Título na foto…

Palavras como “vergonhoso” e “inadmissível” vêm à cabeça de qualquer pessoa quando um determinado fato acontece, e causa repulsa àqueles que tomam conhecimento de sua existência.
Comigo não foi diferente.
Na edição 478 da revista Carta Capital, da semana de 11 de janeiro, o jornalista Paolo Manzo assinou matéria que continha declarações do promotor Marcelo Mendroni, dizendo que teria enviado ao jogador Kaká, do Milan, uma série de perguntas, ainda não respondidas, sobre sua relação com a Igreja Renascer, de propriedade de Estevam Hernandes Filho e Sonia Haddad Moraes Fernandes, ambos presos nos Estados Unidos, cumprindo 10 meses de pena por terem entrado em território norte-americano com US$ 56 mil irregulares.
A reportagem indicava que Kaká pagaria um suposto dízimo à Igreja, girando em torno dos R$ 2 milhões, e que sua sogra, Rosângela Lyra, não via com bons olhos a 
conversão da filha Caroline à Renascer.

Se me perguntarem, essa disposição da revista foi ridícula. É claro que, se existe tal suspeita, o jogador deveria mesmo ser questionado por relações não explicadas, sobretudo aquelas em que existe enorme soma de dinheiro aplicado. Não seria nada estranho para mim se isso fosse verdade, afinal Kaká ganha algo perto dos R$ 45 mil/dia. Façam a matemática e virem os olhos ao contemplar os números correspondentes à conta do jogador no fim de 365 dias. Isso tudo sem falar nas aparições públicas, jogos amistosos e eventos beneficentes.
Kaká é, além de ótimo jogador, e merecedor do título de melhor do mundo com distante vitória em qualquer eleição, um adepto fervoroso da Igreja. É de se esperar que ele tome participação nos tais dízimos.

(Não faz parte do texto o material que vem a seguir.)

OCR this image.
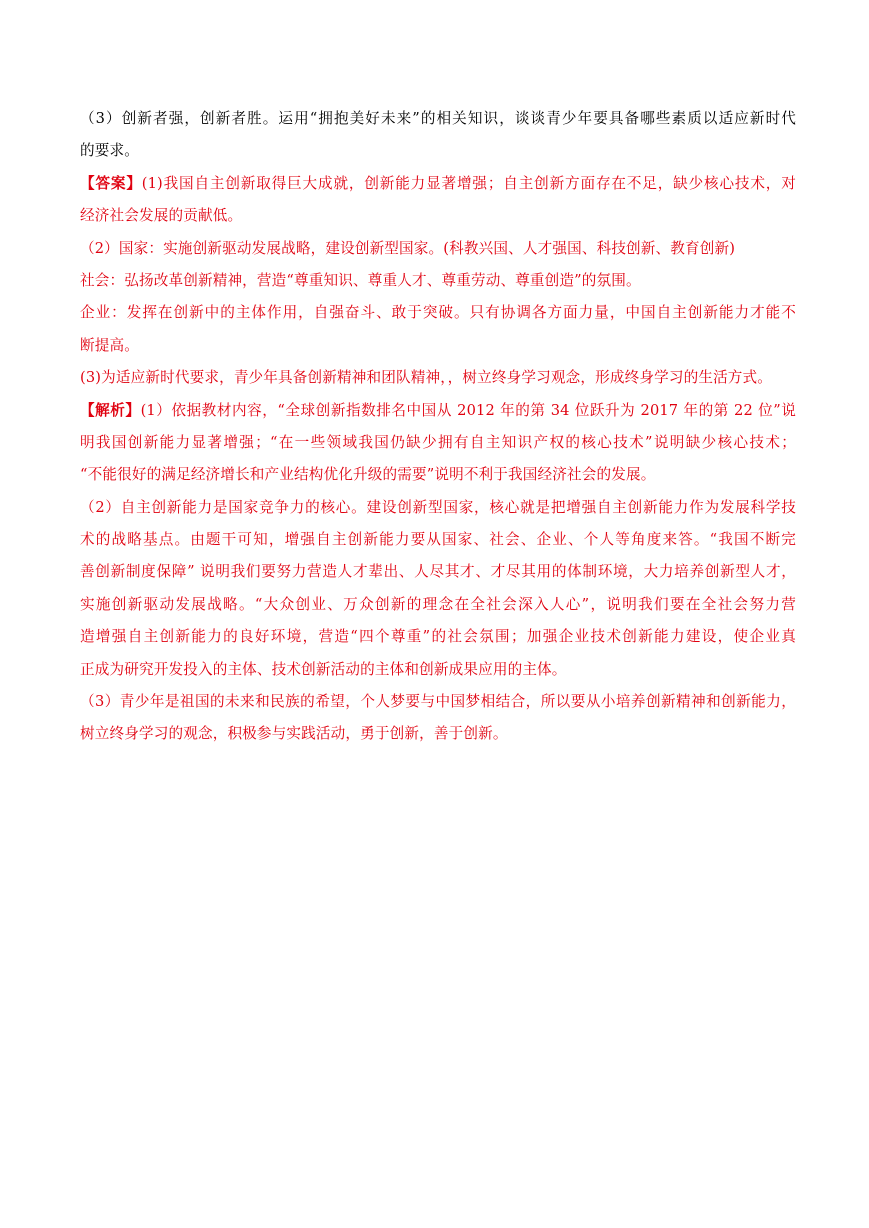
（3）创新者强，创新者胜。运用“拥抱美好未来”的相关知识，谈谈青少年要具备哪些素质以适应新时代
的要求。
【答案】(1)我国自主创新取得巨大成就，创新能力显著增强；自主创新方面存在不足，缺少核心技术，对
经济社会发展的贡献低。
（2）国家：实施创新驱动发展战略，建设创新型国家。(科教兴国、人才强国、科技创新、教育创新)
社会：弘扬改革创新精神，营造“尊重知识、尊重人才、尊重劳动、尊重创造”的氛围。
企业：发挥在创新中的主体作用，自强奋斗、敢于突破。只有协调各方面力量，中国自主创新能力才能不
断提高。
(3)为适应新时代要求，青少年具备创新精神和团队精神，，树立终身学习观念，形成终身学习的生活方式。
【解析】(1）依据教材内容，“全球创新指数排名中国从 2012 年的第 34 位跃升为 2017 年的第 22 位”说
明我国创新能力显著增强；“在一些领域我国仍缺少拥有自主知识产权的核心技术”说明缺少核心技术；
“不能很好的满足经济增长和产业结构优化升级的需要”说明不利于我国经济社会的发展。
（2）自主创新能力是国家竞争力的核心。建设创新型国家，核心就是把增强自主创新能力作为发展科学技
术的战略基点。由题干可知，增强自主创新能力要从国家、社会、企业、个人等角度来答。“我国不断完
善创新制度保障” 说明我们要努力营造人才辈出、人尽其才、才尽其用的体制环境，大力培养创新型人才，
实施创新驱动发展战略。“大众创业、万众创新的理念在全社会深入人心”，说明我们要在全社会努力营
造增强自主创新能力的良好环境，营造“四个尊重”的社会氛围；加强企业技术创新能力建设，使企业真
正成为研究开发投入的主体、技术创新活动的主体和创新成果应用的主体。
（3）青少年是祖国的未来和民族的希望，个人梦要与中国梦相结合，所以要从小培养创新精神和创新能力，
树立终身学习的观念，积极参与实践活动，勇于创新，善于创新。
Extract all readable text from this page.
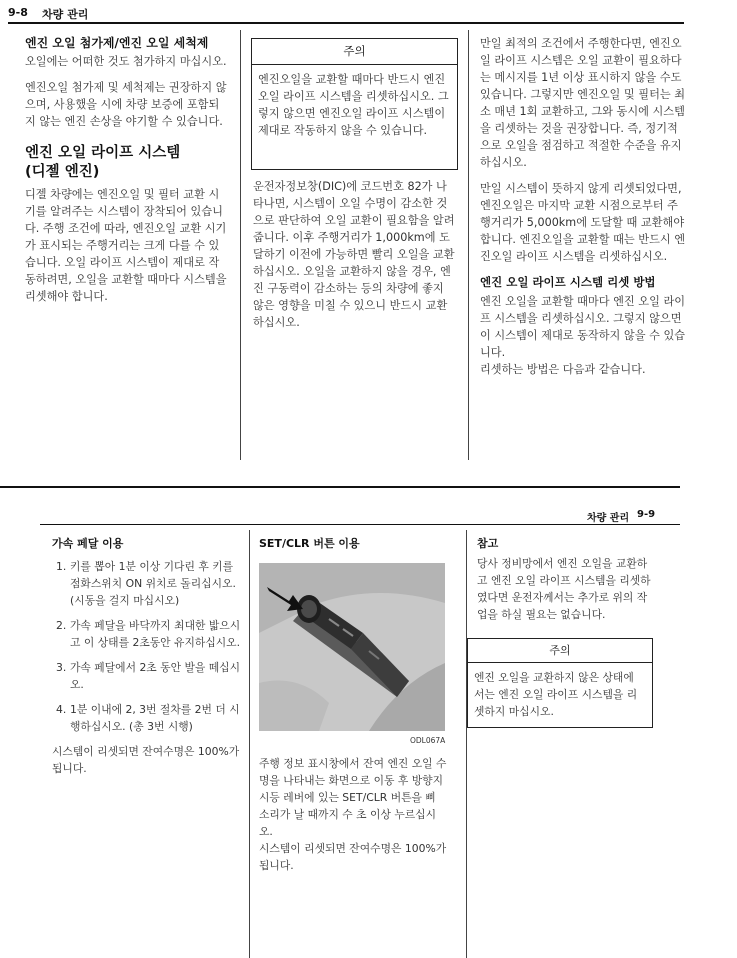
9-8 차량 관리
엔진 오일 첨가제/엔진 오일 세척제

오일에는 어떠한 것도 첨가하지 마십시오.

엔진오일 첨가제 및 세척제는 권장하지 않으며, 사용했을 시에 차량 보증에 포함되지 않는 엔진 손상을 야기할 수 있습니다.

엔진 오일 라이프 시스템
(디젤 엔진)

디젤 차량에는 엔진오일 및 필터 교환 시기를 알려주는 시스템이 장착되어 있습니다. 주행 조건에 따라, 엔진오일 교환 시기가 표시되는 주행거리는 크게 다를 수 있습니다. 오일 라이프 시스템이 제대로 작동하려면, 오일을 교환할 때마다 시스템을 리셋해야 합니다.

주의
엔진오일을 교환할 때마다 반드시 엔진오일 라이프 시스템을 리셋하십시오. 그렇지 않으면 엔진오일 라이프 시스템이 제대로 작동하지 않을 수 있습니다.

운전자정보창(DIC)에 코드번호 82가 나타나면, 시스템이 오일 수명이 감소한 것으로 판단하여 오일 교환이 필요함을 알려줍니다. 이후 주행거리가 1,000km에 도달하기 이전에 가능하면 빨리 오일을 교환하십시오. 오일을 교환하지 않을 경우, 엔진 구동력이 감소하는 등의 차량에 좋지 않은 영향을 미칠 수 있으니 반드시 교환하십시오.

만일 최적의 조건에서 주행한다면, 엔진오일 라이프 시스템은 오일 교환이 필요하다는 메시지를 1년 이상 표시하지 않을 수도 있습니다. 그렇지만 엔진오일 및 필터는 최소 매년 1회 교환하고, 그와 동시에 시스템을 리셋하는 것을 권장합니다. 즉, 정기적으로 오일을 점검하고 적절한 수준을 유지하십시오.

만일 시스템이 뜻하지 않게 리셋되었다면, 엔진오일은 마지막 교환 시점으로부터 주행거리가 5,000km에 도달할 때 교환해야 합니다. 엔진오일을 교환할 때는 반드시 엔진오일 라이프 시스템을 리셋하십시오.

엔진 오일 라이프 시스템 리셋 방법

엔진 오일을 교환할 때마다 엔진 오일 라이프 시스템을 리셋하십시오. 그렇지 않으면 이 시스템이 제대로 동작하지 않을 수 있습니다.

리셋하는 방법은 다음과 같습니다.

차량 관리 9-9
가속 페달 이용
1. 키를 뽑아 1분 이상 기다린 후 키를 점화스위치 ON 위치로 돌리십시오. (시동을 걸지 마십시오)
2. 가속 페달을 바닥까지 최대한 밟으시고 이 상태를 2초동안 유지하십시오.
3. 가속 페달에서 2초 동안 발을 떼십시오.
4. 1분 이내에 2, 3번 절차를 2번 더 시행하십시오. (총 3번 시행)

시스템이 리셋되면 잔여수명은 100%가 됩니다.

SET/CLR 버튼 이용
ODL067A

주행 정보 표시창에서 잔여 엔진 오일 수명을 나타내는 화면으로 이동 후 방향지시등 레버에 있는 SET/CLR 버튼을 삐 소리가 날 때까지 수 초 이상 누르십시오.

시스템이 리셋되면 잔여수명은 100%가 됩니다.

참고

당사 정비망에서 엔진 오일을 교환하고 엔진 오일 라이프 시스템을 리셋하였다면 운전자께서는 추가로 위의 작업을 하실 필요는 없습니다.

주의
엔진 오일을 교환하지 않은 상태에서는 엔진 오일 라이프 시스템을 리셋하지 마십시오.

O problema é que a revista deu pauta à reportagem sem ouvir todos os lados da história. Kaká não foi questionado pela revista. Sua sogra, Rosângela, não foi questionada. Nem mesmo a Igreja Renascer foi questionada.
O jornalista Paolo Manzo fez a matéria baseado nas declarações de um promotor. Não deixa de ser válido, é claro. Ele (o jornalista) ainda diz ter posse da petição enviada por esse promotor à Kaká, pedindo para que o jogador prestasse contas.

Isso foi tudo.

Fatos interessantes, se não importantes, foram ignorados. Rosângela vê com ressalvas a conversão de sua filha à Renascer. Realmente, a relação das duas não é das mais amistosas quando se trata de religião. A filha já discutiu com a mãe ao exigir a retirada de uma imagem de Nossa Senhora do carro. Mas jamais a revista poderia ter feito com que esse fato recaísse como responsabilidade sobre o ombros do atacante do Milan, mas ainda assim o fez.
A razão disso é a mais simples possível: Kaká e sua atual esposa, Caroline, se conheceram na igreja, ou seja, quando eles casaram, ela já estava convertida.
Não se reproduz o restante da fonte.